What have I lost? Too much. What am I grieving? Too much. There are times I feel the overwhelming sense of loss fall through me and I can’t catch the tears in a butterfly net. Off they flutter, landing on this memory or touching on that ache in my soul. And I stumble along clumsily with my net not even thinking of what I would do if I were to catch them. Watch the shimmer on their wings, perhaps, as they open and close while watching me.
The tears might turn to sobs and these would be the times when I convince myself that I am, as they say, “hormonal” and wipe away the ugly tears. I don’t think I know anymore what it is I grieve for.
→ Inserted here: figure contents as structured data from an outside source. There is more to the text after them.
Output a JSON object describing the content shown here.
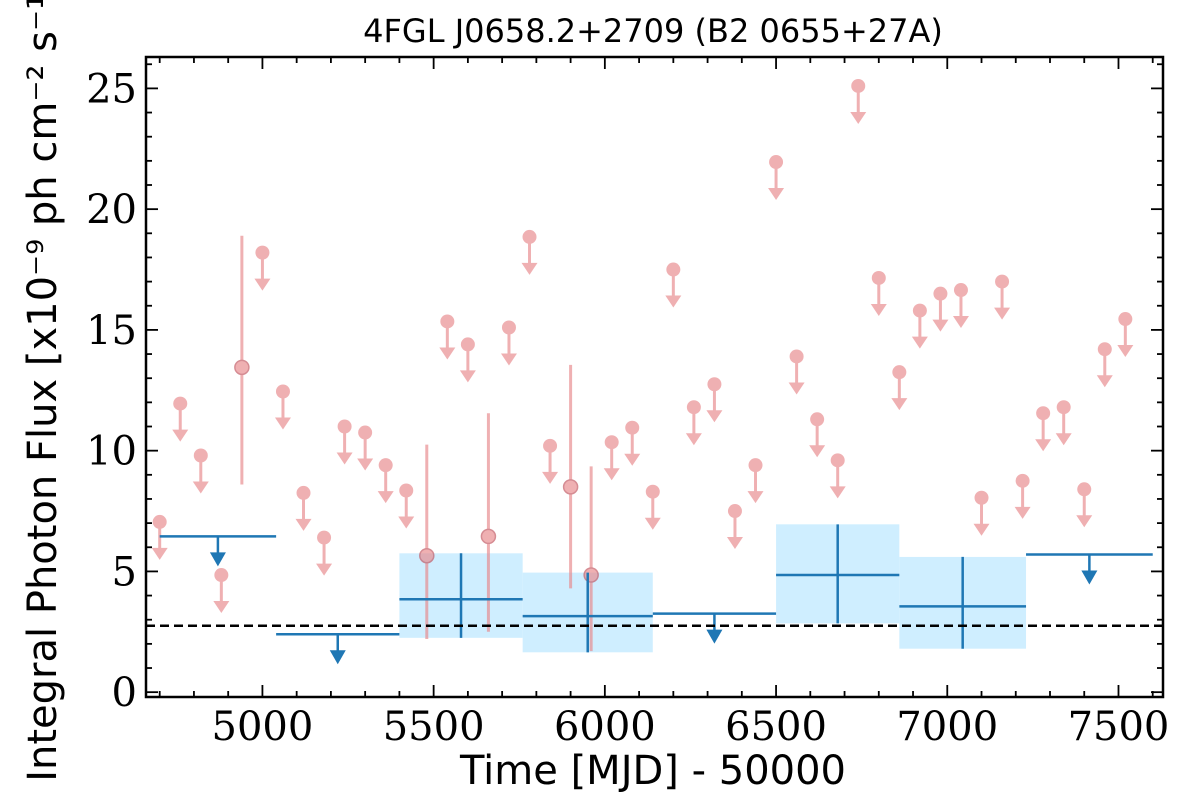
{
  "chart_data": {
    "type": "scatter",
    "title": "4FGL J0658.2+2709 (B2 0655+27A)",
    "xlabel": "Time [MJD] - 50000",
    "ylabel": "Integral Photon Flux [x10⁻⁹ ph cm⁻² s⁻¹]",
    "xlim": [
      4660,
      7630
    ],
    "ylim": [
      -0.2,
      26.3
    ],
    "x_ticks": [
      5000,
      5500,
      6000,
      6500,
      7000,
      7500
    ],
    "y_ticks": [
      0,
      5,
      10,
      15,
      20,
      25
    ],
    "x_tick_labels": [
      "5000",
      "5500",
      "6000",
      "6500",
      "7000",
      "7500"
    ],
    "y_tick_labels": [
      "0",
      "5",
      "10",
      "15",
      "20",
      "25"
    ],
    "grid": false,
    "colors": {
      "short_bins": "#e8868a",
      "long_bins": "#1f77b4",
      "long_bin_band": "#cfeeff",
      "reference_line": "#000000"
    },
    "reference_line": {
      "y": 2.75,
      "style": "dashed"
    },
    "short_bin_upper_limits": [
      {
        "x": 4700,
        "y": 7.05
      },
      {
        "x": 4760,
        "y": 11.95
      },
      {
        "x": 4820,
        "y": 9.8
      },
      {
        "x": 4880,
        "y": 4.85
      },
      {
        "x": 5000,
        "y": 18.2
      },
      {
        "x": 5060,
        "y": 12.45
      },
      {
        "x": 5120,
        "y": 8.25
      },
      {
        "x": 5180,
        "y": 6.4
      },
      {
        "x": 5240,
        "y": 11.0
      },
      {
        "x": 5300,
        "y": 10.75
      },
      {
        "x": 5360,
        "y": 9.4
      },
      {
        "x": 5420,
        "y": 8.35
      },
      {
        "x": 5540,
        "y": 15.35
      },
      {
        "x": 5600,
        "y": 14.4
      },
      {
        "x": 5720,
        "y": 15.1
      },
      {
        "x": 5780,
        "y": 18.85
      },
      {
        "x": 5840,
        "y": 10.2
      },
      {
        "x": 6020,
        "y": 10.35
      },
      {
        "x": 6080,
        "y": 10.95
      },
      {
        "x": 6140,
        "y": 8.3
      },
      {
        "x": 6200,
        "y": 17.5
      },
      {
        "x": 6260,
        "y": 11.8
      },
      {
        "x": 6320,
        "y": 12.75
      },
      {
        "x": 6380,
        "y": 7.5
      },
      {
        "x": 6440,
        "y": 9.4
      },
      {
        "x": 6500,
        "y": 21.95
      },
      {
        "x": 6560,
        "y": 13.9
      },
      {
        "x": 6620,
        "y": 11.3
      },
      {
        "x": 6680,
        "y": 9.6
      },
      {
        "x": 6740,
        "y": 25.1
      },
      {
        "x": 6800,
        "y": 17.15
      },
      {
        "x": 6860,
        "y": 13.25
      },
      {
        "x": 6920,
        "y": 15.8
      },
      {
        "x": 6980,
        "y": 16.5
      },
      {
        "x": 7040,
        "y": 16.65
      },
      {
        "x": 7100,
        "y": 8.05
      },
      {
        "x": 7160,
        "y": 17.0
      },
      {
        "x": 7220,
        "y": 8.75
      },
      {
        "x": 7280,
        "y": 11.55
      },
      {
        "x": 7340,
        "y": 11.8
      },
      {
        "x": 7400,
        "y": 8.4
      },
      {
        "x": 7460,
        "y": 14.2
      },
      {
        "x": 7520,
        "y": 15.45
      }
    ],
    "short_bin_detections": [
      {
        "x": 4940,
        "y": 13.45,
        "y_low": 8.6,
        "y_high": 18.9
      },
      {
        "x": 5480,
        "y": 5.65,
        "y_low": 2.2,
        "y_high": 10.25
      },
      {
        "x": 5660,
        "y": 6.45,
        "y_low": 2.5,
        "y_high": 11.55
      },
      {
        "x": 5900,
        "y": 8.5,
        "y_low": 4.3,
        "y_high": 13.55
      },
      {
        "x": 5960,
        "y": 4.85,
        "y_low": 1.7,
        "y_high": 9.35
      }
    ],
    "long_bin_upper_limits": [
      {
        "x_start": 4700,
        "x_end": 5040,
        "y": 6.45
      },
      {
        "x_start": 5040,
        "x_end": 5400,
        "y": 2.4
      },
      {
        "x_start": 6140,
        "x_end": 6500,
        "y": 3.25
      },
      {
        "x_start": 7230,
        "x_end": 7600,
        "y": 5.7
      }
    ],
    "long_bin_detections": [
      {
        "x_start": 5400,
        "x_end": 5760,
        "x": 5580,
        "y": 3.85,
        "y_low": 2.25,
        "y_high": 5.75
      },
      {
        "x_start": 5760,
        "x_end": 6140,
        "x": 5950,
        "y": 3.15,
        "y_low": 1.65,
        "y_high": 4.95
      },
      {
        "x_start": 6500,
        "x_end": 6860,
        "x": 6680,
        "y": 4.85,
        "y_low": 2.85,
        "y_high": 6.95
      },
      {
        "x_start": 6860,
        "x_end": 7230,
        "x": 7045,
        "y": 3.55,
        "y_low": 1.8,
        "y_high": 5.6
      }
    ]
  }
}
What could there be left for me to reconcile?
I’m nearly 41. I’ve experienced far too much and there it is, isn’t it? I have lived too much in far too little. Too much death, too much trial, too much darkness, too much pain, too much pressure, too much of the this and the that. But more than this, more than all of my Too Much, I grieve for my son’s Exceedingly Too Much. And for all the hills I run over, I will never catch these tears in my butterfly net.
In preschool my son lost his great-grandmother, whom he loved dearly, followed by his great-grandfather in Kindergarten. By the time my son was in first grade, he had to worry about his father who underwent four emergency surgeries. I won’t list every grade’s trauma, but each grade had one, including trying to understand my sexual assault (without knowing what had happened) and losing a baby. This soon-to-be 17 year old boy will never know a truly simple childhood, and maybe I am naive in thinking some children do, but it is for this I grieve.
For all my worrying, my boy is becoming who he is meant to become. He amazes me. He is gentle and kind. He is sensitive and loving to others, thoughtful and always seeks out those who have special needs to befriend them. My son quietly goes about his life, his presence setting the standard for others to be better. He doesn’t even know the power of his own influence and perhaps it is better that way. This is my son, and I am extraordinarily proud of him. My heart breaks for all that was lost for him as he has grown up, but I am grateful for the strength it has given him — even if he and I both don’t recognize it yet.
And perhaps this is the reason I am only able to chase these butterfly tears at the moment. I don’t know yet where they might land.